Louisiana Has The Fastest Growing Rate Of Cases of COVID-19 Among Kids
The delta variant is causing skyrocketing cases of COVID-19 among children in Louisiana. Here’s what this latest surge in the pandemic means for kids.
One In Four Children Are Testing Positive For COVID-19
The most striking increase is in the number of kids testing positive for COVID-19.
Among children ages zero to 18 tested for COVID-19 by Ochsner Health, the rate of positive tests was below 4 percent at the end of June.
Now, it’s one in four.
Louisiana has the fastest growing rate of new COVID-19 cases among children in the nation, according to the latest report from the American Association of Pediatrics.
“There is clearly a lot more virus in the pediatric community,” said Dr. William Lennarz, the system chair for pediatrics for Ochsner Health.
The spike is being driven by the highly contagious delta variant, which is causing the worst surge of the pandemic to ravage Louisiana’s hospitals, with the vast majority of cases hitting unvaccinated people, including kids.
Ochsner hospitals have been treating between five to 15 children hospitalized with COVID-19 over the past week.
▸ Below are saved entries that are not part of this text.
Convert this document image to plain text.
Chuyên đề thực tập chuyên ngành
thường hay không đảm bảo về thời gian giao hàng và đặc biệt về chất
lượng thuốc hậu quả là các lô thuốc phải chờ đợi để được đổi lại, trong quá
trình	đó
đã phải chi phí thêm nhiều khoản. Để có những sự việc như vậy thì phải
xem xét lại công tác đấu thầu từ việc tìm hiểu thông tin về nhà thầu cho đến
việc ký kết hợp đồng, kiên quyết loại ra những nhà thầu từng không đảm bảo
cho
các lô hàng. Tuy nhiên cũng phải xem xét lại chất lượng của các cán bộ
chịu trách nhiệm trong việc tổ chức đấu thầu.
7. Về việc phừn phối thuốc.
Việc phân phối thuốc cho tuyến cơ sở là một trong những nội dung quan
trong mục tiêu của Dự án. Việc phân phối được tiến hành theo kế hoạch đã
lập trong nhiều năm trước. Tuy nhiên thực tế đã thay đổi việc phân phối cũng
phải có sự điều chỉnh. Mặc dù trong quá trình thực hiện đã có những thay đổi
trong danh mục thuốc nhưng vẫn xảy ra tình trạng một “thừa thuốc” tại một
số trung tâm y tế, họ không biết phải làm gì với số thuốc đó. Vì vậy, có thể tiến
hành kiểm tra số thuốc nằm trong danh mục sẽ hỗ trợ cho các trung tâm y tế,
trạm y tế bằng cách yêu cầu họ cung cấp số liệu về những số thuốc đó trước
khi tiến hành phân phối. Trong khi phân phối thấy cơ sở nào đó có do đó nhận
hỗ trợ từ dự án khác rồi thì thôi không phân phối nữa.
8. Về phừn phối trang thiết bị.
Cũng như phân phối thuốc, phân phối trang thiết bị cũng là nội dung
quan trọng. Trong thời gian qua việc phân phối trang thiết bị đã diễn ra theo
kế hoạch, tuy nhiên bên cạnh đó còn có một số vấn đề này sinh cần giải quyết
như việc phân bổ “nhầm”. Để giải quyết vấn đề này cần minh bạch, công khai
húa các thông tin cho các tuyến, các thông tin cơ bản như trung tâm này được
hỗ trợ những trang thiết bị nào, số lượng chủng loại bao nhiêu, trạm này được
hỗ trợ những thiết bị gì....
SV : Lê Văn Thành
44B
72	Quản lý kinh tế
Only a few weeks ago they had no pediatric patients with COVID.
Lennarz said there have been times in the past week when nearly all of the pediatric ICU beds in the New Orleans area were full, in part due to COVID.
The hospitalizations mark a dramatic increase, though kids remain a fraction of those getting seriously sick. As of Friday, 2,421 people were hospitalized in Louisiana for COVID-19.
“What is different is that children now make up the most susceptible population, because children under 12 are 100 percent not vaccinated,” Lennarz said.
The Centers for Disease Control and Prevention is investigating whether the delta variant is more virulent — that is, likely to make children sicker — or whether kids are simply falling ill because the delta variant is so much more contagious than previous strains of the coronavirus.
Only A Fraction Of Eligible Children Are Vaccinated For COVID-19
There are roughly 360,000 children in Louisiana eligible for the COVID-19 vaccines, and only a fraction are vaccinated.
The Louisiana Department of Health reports 49,222 children aged 12 to 17 are fully vaccinated — about 13 percent.
Another 10 percent of children — 37,578 — have had one dose.
That is significantly below the national average.
Across the country, half of 16 and 17-year-olds and 40 percent of those aged 12 to 15 have received at least one dose of a COVID-19 vaccine, according to data from Centers for Disease Control and Prevention compiled by the American Association of Pediatrics.
About 41 percent of 16 and 17 year-olds are fully vaccinated; 29 percent of 12 to 15-year-olds are fully vaccinated.
Experts say unvaccinated children pose a risk not just to their own health, but to the people around them.
“If there's a grandparent at home, if there's an immunocompromised parent at home, a child can spread that to those family members, even when vaccinated, and then they can end up needing care,” said Dr. Katherine Baumgarten, the medical director of infection control and prevention at Ochsner Health.
COVID-19 Vaccines Are Safe And Extremely Effective In Children
The American Association of Pediatrics and the CDC recommend children eligible for the vaccine get the shot.
The Pfizer pediatric trial showed 100 percent efficacy for serious COVID disease, said Baumgarten — meaning the vaccine prevented every single child from becoming seriously ill with COVID-19.
There is no evidence the vaccines impact development, puberty or fertility, said Baumgarten, whose two school-aged children have been vaccinated.
Experts say the risks of serious illness from COVID-19 is far greater than from the vaccines.
“Cardiac effects are rare and much, much less serious from the vaccine than from the actual infection of the virus,” Lennarz said.
Ochsner hospitals are seeing far more children suffering from inflammation of the heart — called myocarditis and pericarditis — and a COVID-related condition known as multisystem inflammatory syndrome in children (MIS-C), after a COVID-19 infection than after a vaccination.
Dr. Erin Biro, a neurosurgeon with Ochsner Medical Center, put her three children, aged 6, 3, and 1, in the Pfizer pediatric vaccine trial after reviewing data on the risks associated with the vaccine, compared to risks associated with COVID-19.
“The only way that we feel that our kids truly are going to be protected from serious COVID outcomes is with vaccination,” she said during a recent briefing with journalists.
“Now with the delta variant going around, and the uptake in pediatric cases, pediatric hospitalizations, pediatric ICU admissions, and even pediatric deaths, I think that cements our decision even more so,” Biro added.
Since the outbreak of the pandemic, nine children under the age of 18 have died of COVID-19 in Louisiana.
Currently, only the Pfizer vaccine is approved for children aged 12 to 17.